Once you are ready to light the pumpkin, light a small tea candle and place it inside the pumpkin. You may wish to leave the pumpkin uncovered as the top part of the pumpkin will burn once the candle heats up.
The flesh that has been collected from the pumpkin can be used in a variety of ways. You can create a sweet pumpkin pie with cinnamon and chocolate or a savory pumpkin pie with rice. However I like making soup with my pumpkin!
Here is what you will need to make the soup
1 onion – roughly chopped
2 celery sticks - whole, leaves removed
Pumpkin flesh – deseeded and roughly chopped
500ml vegetable broth
1 tsp fennel seeds
Start off by heating a thick bottomed large pot and once it has warmed slightly add the chopped onion. There is no need to chop your onions too finely as they soup will be blended once it has cooked.
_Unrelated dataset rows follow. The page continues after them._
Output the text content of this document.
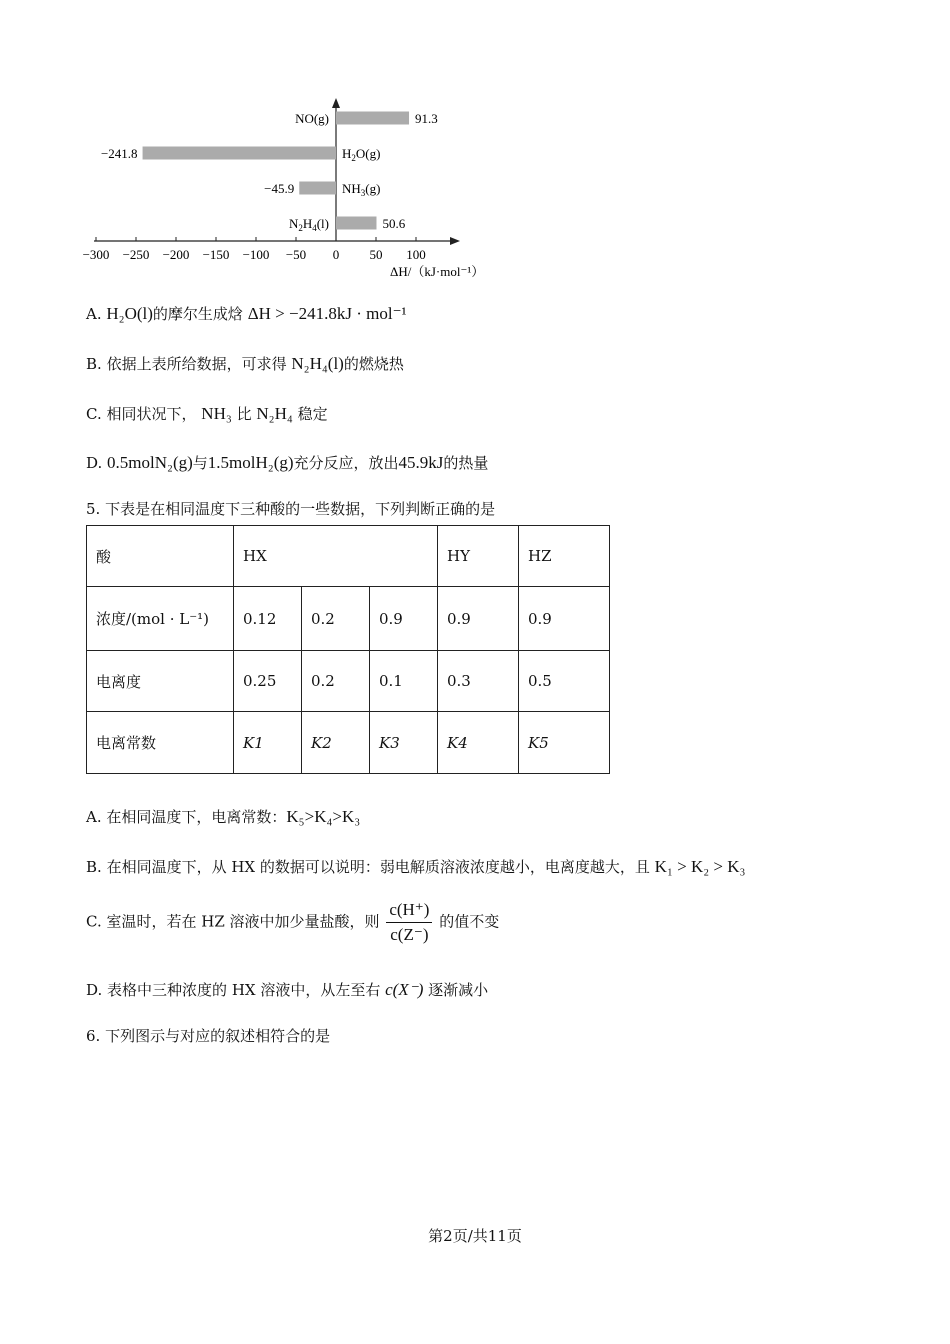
91.3
NO(g)
−241.8	H2O(g)
−45.9	NH3(g)
50.6
N2H4(l)
−300 −250 −200 −150 −100 −50 0 50 100
ΔH/（kJ·mol⁻¹）
A. H₂O(l)的摩尔生成焓 ΔH > −241.8kJ · mol⁻¹
B. 依据上表所给数据，可求得 N₂H₄(l)的燃烧热
C. 相同状况下， NH₃ 比 N₂H₄ 稳定
D. 0.5molN₂(g)与1.5molH₂(g)充分反应，放出45.9kJ的热量
5. 下表是在相同温度下三种酸的一些数据，下列判断正确的是
酸	HX			HY	HZ
浓度/(mol · L⁻¹)	0.12	0.2	0.9	0.9	0.9
电离度	0.25	0.2	0.1	0.3	0.5
电离常数	K1	K2	K3	K4	K5
A. 在相同温度下，电离常数：K₅>K₄>K₃
B. 在相同温度下，从 HX 的数据可以说明：弱电解质溶液浓度越小，电离度越大，且 K₁ > K₂ > K₃
C. 室温时，若在 HZ 溶液中加少量盐酸，则 $\frac{c(H^+)}{c(Z^-)}$ 的值不变
D. 表格中三种浓度的 HX 溶液中，从左至右 c(X⁻) 逐渐减小
6. 下列图示与对应的叙述相符合的是
第2页/共11页
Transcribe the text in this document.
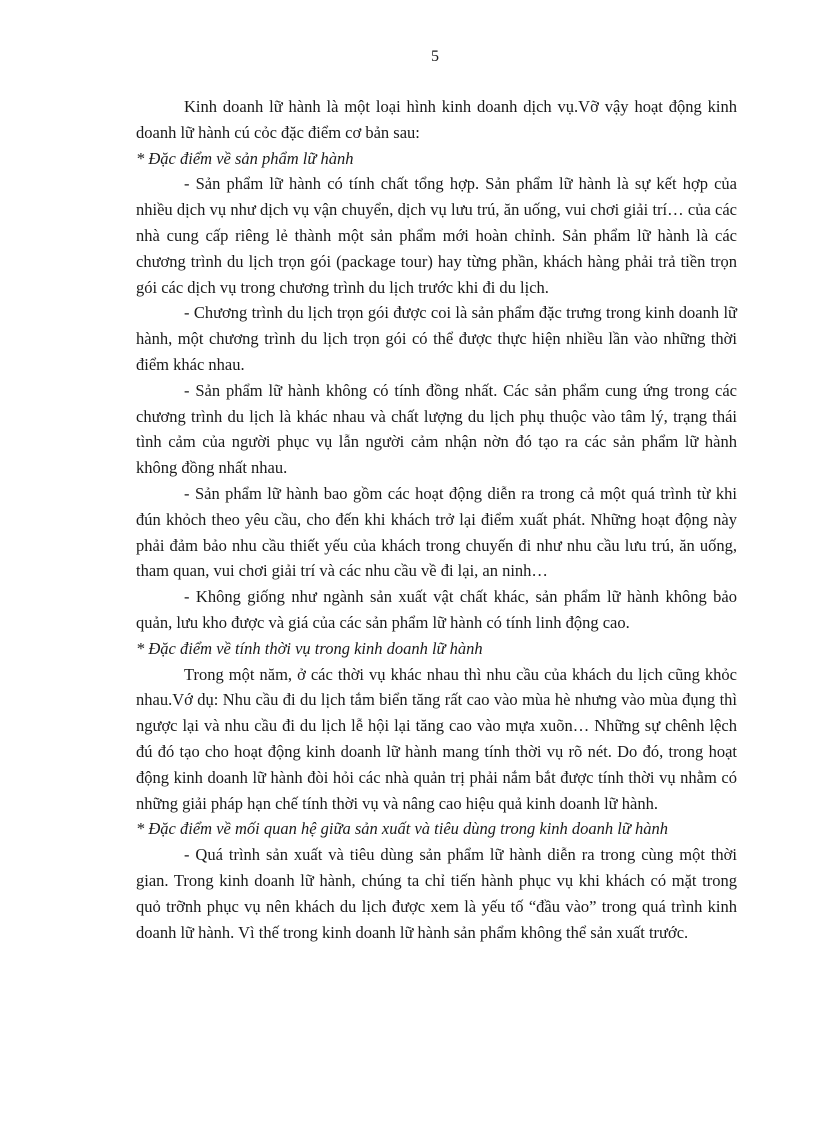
5

Kinh doanh lữ hành là một loại hình kinh doanh dịch vụ.Vỡ vậy hoạt động kinh doanh lữ hành cú cỏc đặc điểm cơ bản sau:

* Đặc điểm về sản phẩm lữ hành

- Sản phẩm lữ hành có tính chất tổng hợp. Sản phẩm lữ hành là sự kết hợp của nhiều dịch vụ như dịch vụ vận chuyển, dịch vụ lưu trú, ăn uống, vui chơi giải trí… của các nhà cung cấp riêng lẻ thành một sản phẩm mới hoàn chỉnh. Sản phẩm lữ hành là các chương trình du lịch trọn gói (package tour) hay từng phần, khách hàng phải trả tiền trọn gói các dịch vụ trong chương trình du lịch trước khi đi du lịch.

- Chương trình du lịch trọn gói được coi là sản phẩm đặc trưng trong kinh doanh lữ hành, một chương trình du lịch trọn gói có thể được thực hiện nhiều lần vào những thời điểm khác nhau.

- Sản phẩm lữ hành không có tính đồng nhất. Các sản phẩm cung ứng trong các chương trình du lịch là khác nhau và chất lượng du lịch phụ thuộc vào tâm lý, trạng thái tình cảm của người phục vụ lẫn người cảm nhận nờn đó tạo ra các sản phẩm lữ hành không đồng nhất nhau.

- Sản phẩm lữ hành bao gồm các hoạt động diễn ra trong cả một quá trình từ khi đún khỏch theo yêu cầu, cho đến khi khách trở lại điểm xuất phát. Những hoạt động này phải đảm bảo nhu cầu thiết yếu của khách trong chuyến đi như nhu cầu lưu trú, ăn uống, tham quan, vui chơi giải trí và các nhu cầu về đi lại, an ninh…

- Không giống như ngành sản xuất vật chất khác, sản phẩm lữ hành không bảo quản, lưu kho được và giá của các sản phẩm lữ hành có tính linh động cao.

* Đặc điểm về tính thời vụ trong kinh doanh lữ hành

Trong một năm, ở các thời vụ khác nhau thì nhu cầu của khách du lịch cũng khỏc nhau.Vớ dụ: Nhu cầu đi du lịch tắm biển tăng rất cao vào mùa hè nhưng vào mùa đụng thì ngược lại và nhu cầu đi du lịch lễ hội lại tăng cao vào mựa xuõn… Những sự chênh lệch đú đó tạo cho hoạt động kinh doanh lữ hành mang tính thời vụ rõ nét. Do đó, trong hoạt động kinh doanh lữ hành đòi hỏi các nhà quản trị phải nắm bắt được tính thời vụ nhằm có những giải pháp hạn chế tính thời vụ và nâng cao hiệu quả kinh doanh lữ hành.

* Đặc điểm về mối quan hệ giữa sản xuất và tiêu dùng trong kinh doanh lữ hành

- Quá trình sản xuất và tiêu dùng sản phẩm lữ hành diễn ra trong cùng một thời gian. Trong kinh doanh lữ hành, chúng ta chỉ tiến hành phục vụ khi khách có mặt trong quỏ trỡnh phục vụ nên khách du lịch được xem là yếu tố “đầu vào” trong quá trình kinh doanh lữ hành. Vì thế trong kinh doanh lữ hành sản phẩm không thể sản xuất trước.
Next add the celery and allow them to cook slightly. If you prefer you may fry the onion and celery in a little oil or butter but I am giving you a fat-free vegetarian version.
Once the onions and celery start cooking add the pumpkin pieces. If you have larger pieces, then it would be best to cut them into smaller cubes. Pour in the broth and give the pot a good stir. Allow the soup to cook and simmer for about 30 minutes or until your pumpkin is cooked through.
At this point you will need to remove the celery sticks. This is best done using a fork or a pair of thongs. Finally add the fennel seed and turn off the heat. Cover the pot and allow the seeds infuse their flavor into the soup for about half an hour before serving.